Tupac’s estate threatens to sue Drake

A lawyer for Tupac Shakur’s estate said “the estate would never have given its approval for this use.”

The estate of the late rapper Tupac Shakur has threatened to sue Drake for his latest diss track featuring Kendrick Lamar. The estate describes Drake’s usage of an AI-generated facsimile of Shakur’s voice as a “blatant abuse” of Shakur’s legacy.

Drake used AI algorithms to create lyrics that mimicked both Tupac Shakur and Snoop Dogg before releasing the song “Taylor Made Freestyle” on his Instagram page on Friday.

Shakur’s estate counsel Howard King asked Drake to take down the song from all publicly accessible sites in a cease-and-desist letter delivered on Wednesday. 

Aubrey Drake Graham, Drake’s legal name, has until Thursday at noon to affirm his cooperation. The letter, a copy of which was acquired by NBC News, states that in the event that he does not comply, the estate will “pursue all of its legal remedies” against him.

“Taylor Made Freestyle,” which is not yet on streaming services, is Drake’s latest diss track against Lamar amid their feud.  

King said in the letter, which was originally obtained by Billboard, “Not only is the record a flagrant violation of Tupac’s publicity and the estate’s legal rights, it is also a blatant abuse of the legacy of one of the greatest hip-hop artists of all time.” “The Estate would never have authorized this use.”

Shakur’s estate representative had nothing else to say. Drake’s agent declined to provide a statement.

The letter forewarned that Shakur’s right to publicity—an intellectual property protection that guards against the unauthorized use of someone’s name or likeness—was violated by Drake’s nonconsensual use of Shakur’s likeness.

The letter claims that the song’s widespread appeal has given rise to a “false impression that the Estate and Tupac promote or endorse the lyrics for the sound-alike.”

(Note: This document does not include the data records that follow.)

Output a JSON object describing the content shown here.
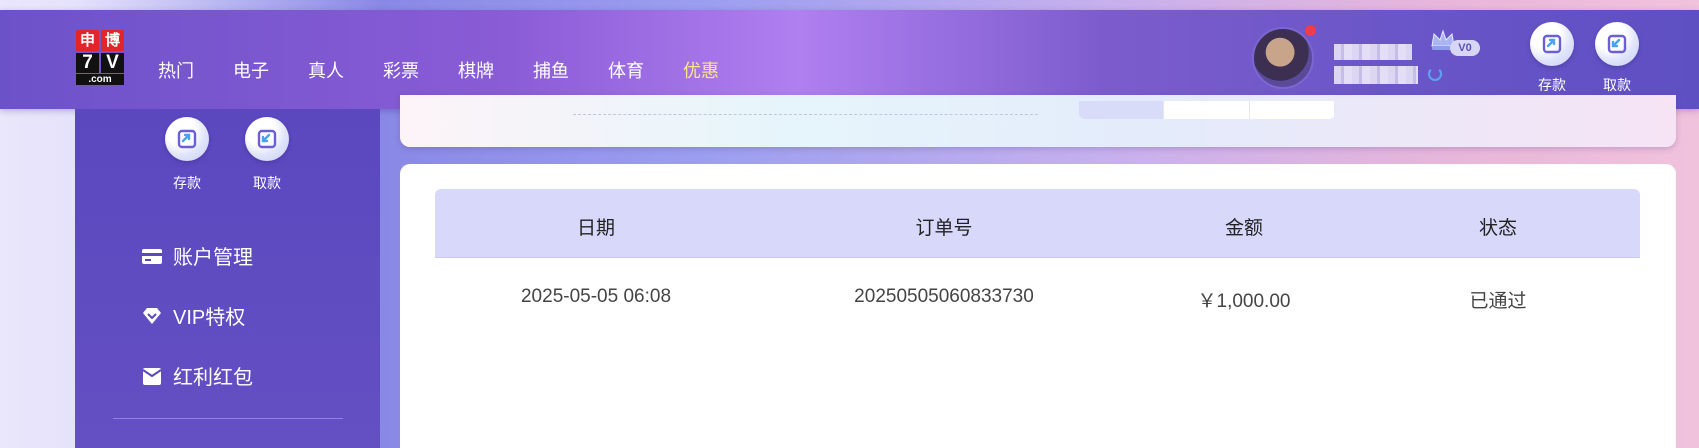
{
  "logo": {
    "top_chars": [
      "申",
      "博"
    ],
    "mid_chars": [
      "7",
      "V"
    ],
    "bottom_text": ".com"
  },
  "nav": {
    "items": [
      {
        "label": "热门"
      },
      {
        "label": "电子"
      },
      {
        "label": "真人"
      },
      {
        "label": "彩票"
      },
      {
        "label": "棋牌"
      },
      {
        "label": "捕鱼"
      },
      {
        "label": "体育"
      },
      {
        "label": "优惠",
        "active": true
      }
    ]
  },
  "user": {
    "vip_level": "V0",
    "avatar_icon": "avatar-icon",
    "refresh_icon": "refresh-icon"
  },
  "header_actions": {
    "deposit_label": "存款",
    "withdraw_label": "取款"
  },
  "sidebar": {
    "deposit_label": "存款",
    "withdraw_label": "取款",
    "items": [
      {
        "label": "账户管理",
        "icon": "card-icon"
      },
      {
        "label": "VIP特权",
        "icon": "diamond-icon"
      },
      {
        "label": "红利红包",
        "icon": "envelope-icon"
      }
    ]
  },
  "table": {
    "columns": [
      "日期",
      "订单号",
      "金额",
      "状态"
    ],
    "rows": [
      {
        "date": "2025-05-05 06:08",
        "order": "20250505060833730",
        "amount": "￥1,000.00",
        "status": "已通过"
      }
    ]
  },
  "colors": {
    "header_start": "#6c52c9",
    "header_mid": "#b07ff0",
    "sidebar": "#5b48bf",
    "table_head": "#d8d8fb",
    "active_nav": "#ffe58a"
  }
}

Shakur’s estate is requesting damages for significant injury to their reputation and economy, in addition to further damages for any earnings from the album.

King stated in the letter that Kendrick Lamar, a close friend of the Estate who has shown Tupac and his legacy nothing but respect both publicly and privately, “complicates the insult” by using Tupac’s voice without authorization.

About a month had passed since Lamar made disparaging remarks about Drake and fellow rapper J. Cole during a guest verse on Future and producer Metro Boomin’s song “Like That.” His scathing lyric sparked rumors among fans about whether Drake might reply.

Drake retaliated last week with the song “Push Ups,” and he swiftly followed up with a second diss tune, “Taylor Made Freestyle.”

The AI-generated voice of Tupac Shakur raps in the song, “Kendrick, we need ya, the West Coast savior / Engraving your name in some hip-hop history / If you deal with this viciously / You seem a little nervous about all the publicity.”

Then, the AI-generated voice of Snoop Dogg enters and dominates the second verse.

“Because at this moment, it appears that you are formulating a plan on how to fail / How to climb the wrong tree and then get your head crushed in a packed house,” the voice growls. “This chess game is being watched by everyone, but are you out of moves?”

A request for response from Snoop Dogg’s agent was not immediately answered.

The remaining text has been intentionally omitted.